Letters of Sri Aurobindo

06. Transformation of the Mind

Fragment ID: 2782

If the intellectual will always have a greater wideness and vastness, how can we be sure that he will have an equal fervour, depth and sweetness with the emotional man?

It may be that homo intellectualis will remain wider and homo psychicus will remain deeper in heart (even when the latter’s inner mind opens up).

Do not confuse the higher knowledge and the mental knowledge. The intellectual man will be able to give a wider and more orderly expression to what higher knowledge he gets than the homo psychicus; but it does not follow he will have more of it. He will have that only if he rises to an equal width and plasticity and comprehensiveness of the higher knowledge planes. In that case he will replace his mental by his above-mental capacity. But for many intellectuals, so-called, their intellectuality may be a stumbling-block as they bind themselves with mental conceptions or stifle their psychic fire under the heavy weight of rational thought. On the other hand, I have seen comparatively uneducated people expressing higher knowledge with an astonishing fullness and depth and accuracy which the stumbling movements of their brain could never have allowed one to suppose possible. Therefore, why fix beforehand by the mind what will or will not be possible when the above-mind reigns?
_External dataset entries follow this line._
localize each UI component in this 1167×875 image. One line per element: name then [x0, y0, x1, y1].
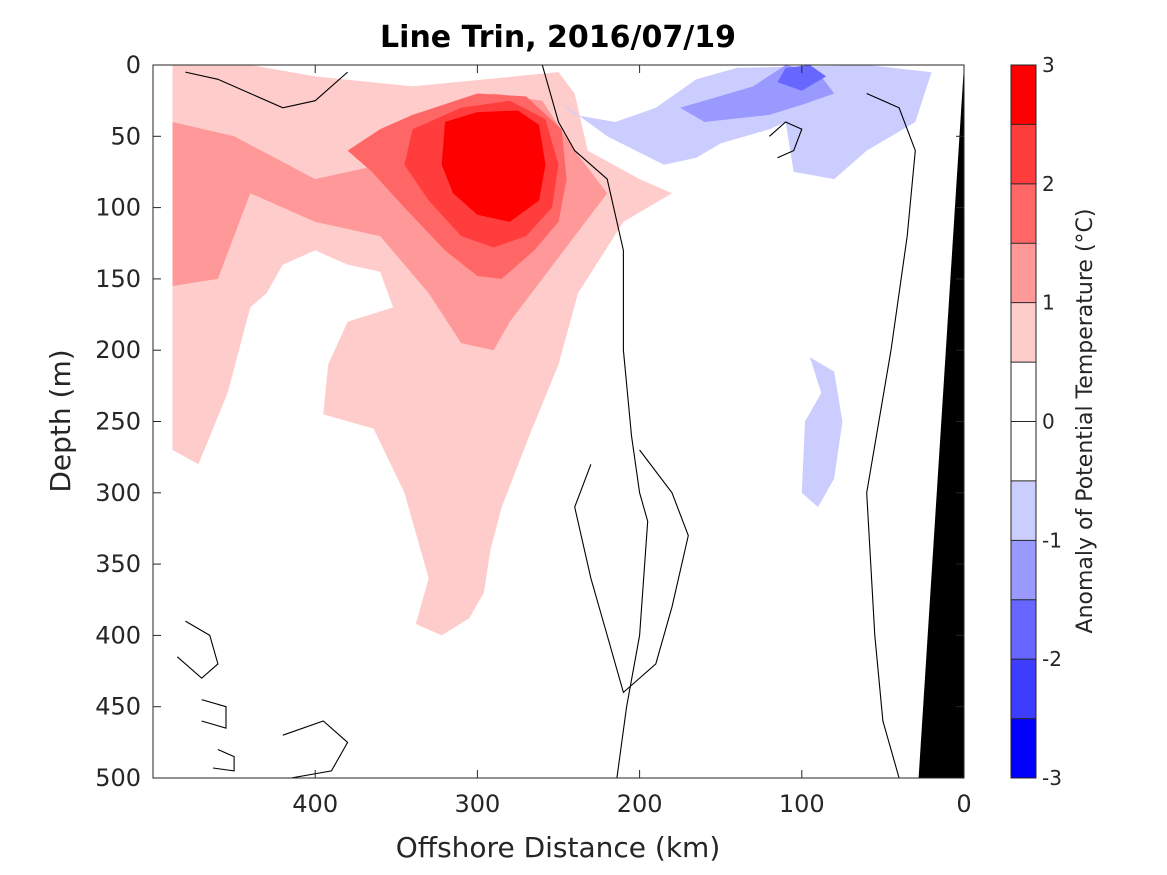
x-tick-label: 200	[617, 790, 663, 818]
anomaly-region-5	[558, 65, 932, 180]
zero-contour-4	[176, 620, 219, 679]
zero-contour-2	[866, 92, 916, 778]
y-tick-label: 350	[95, 550, 141, 578]
x-axis: 400 300 200 100 0	[292, 65, 972, 818]
colorbar-frame	[1010, 64, 1037, 779]
y-tick-label: 0	[126, 51, 141, 79]
bathymetry-shelf	[918, 65, 964, 778]
colorbar-band	[1011, 302, 1036, 363]
bathymetry-layer	[918, 65, 964, 778]
colorbar-band	[1011, 243, 1036, 303]
y-tick-label: 200	[95, 336, 141, 364]
chart-title: Line Trin, 2016/07/19	[380, 20, 736, 55]
anomaly-region-8	[777, 65, 827, 91]
colorbar-band	[1011, 183, 1036, 244]
y-tick-label: 50	[110, 122, 141, 150]
x-tick-label: 400	[292, 790, 338, 818]
colorbar-tick-label: 3	[1042, 53, 1055, 77]
colorbar-band	[1011, 362, 1036, 422]
y-tick-label: 100	[95, 194, 141, 222]
y-tick-label: 500	[95, 764, 141, 792]
colorbar-tick-label: 2	[1042, 172, 1055, 196]
y-tick-label: 300	[95, 479, 141, 507]
colorbar-band	[1011, 421, 1036, 481]
y-tick-label: 150	[95, 265, 141, 293]
zero-contour-3	[185, 71, 348, 109]
zero-contour-8	[769, 121, 803, 159]
x-tick-label: 0	[956, 790, 971, 818]
colorbar-band	[1011, 65, 1036, 125]
zero-contour-5	[201, 699, 227, 729]
y-tick-label: 400	[95, 621, 141, 649]
colorbar-tick-label: -1	[1042, 528, 1062, 552]
colorbar-band	[1011, 599, 1036, 660]
zero-contour-1	[574, 449, 689, 694]
colorbar-band	[1011, 124, 1036, 184]
colorbar-band	[1011, 480, 1036, 541]
y-tick-label: 250	[95, 408, 141, 436]
anomaly-region-4	[441, 110, 546, 222]
y-axis-title: Depth (m)	[44, 349, 77, 492]
zero-contour-7	[282, 720, 349, 778]
y-axis: 0 50 100 150 200 250 300 350 400 450 500	[95, 51, 964, 792]
y-tick-label: 450	[95, 693, 141, 721]
x-tick-label: 100	[779, 790, 825, 818]
zero-contour-0	[541, 65, 649, 778]
zero-contour-layer	[176, 65, 916, 778]
colorbar-tick-label: -2	[1042, 647, 1062, 671]
x-axis-title: Offshore Distance (km)	[396, 831, 721, 864]
colorbar-band	[1011, 659, 1036, 719]
zero-contour-6	[212, 748, 235, 772]
anomaly-fill-layer	[172, 65, 932, 636]
colorbar-band	[1011, 540, 1036, 600]
colorbar: 3 2 1 0 -1 -2 -3	[1010, 53, 1062, 790]
colorbar-tick-label: -3	[1042, 766, 1062, 790]
anomaly-region-6	[801, 357, 843, 508]
colorbar-tick-label: 1	[1042, 291, 1055, 315]
colorbar-tick-label: 0	[1042, 410, 1055, 434]
colorbar-title: Anomaly of Potential Temperature (°C)	[1073, 209, 1098, 634]
x-tick-label: 300	[454, 790, 500, 818]
colorbar-band	[1011, 718, 1036, 778]
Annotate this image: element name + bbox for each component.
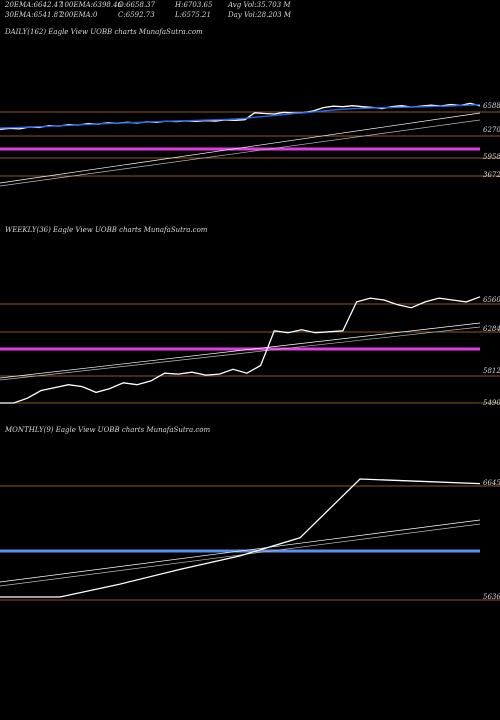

What the mind conceives as “must be” need not be the measure of the “will be”. Such and such a homo intellectualis may turn out to be a more fervent God-lover than the effervescent emotional man; such and such an emotionalist may receive and express a wider knowledge than his intellect or even the intellect of the intellectual man could have harboured or organised. Let us not bind the phenomena of the higher consciousness by the possibilities and probabilities of a lower plane.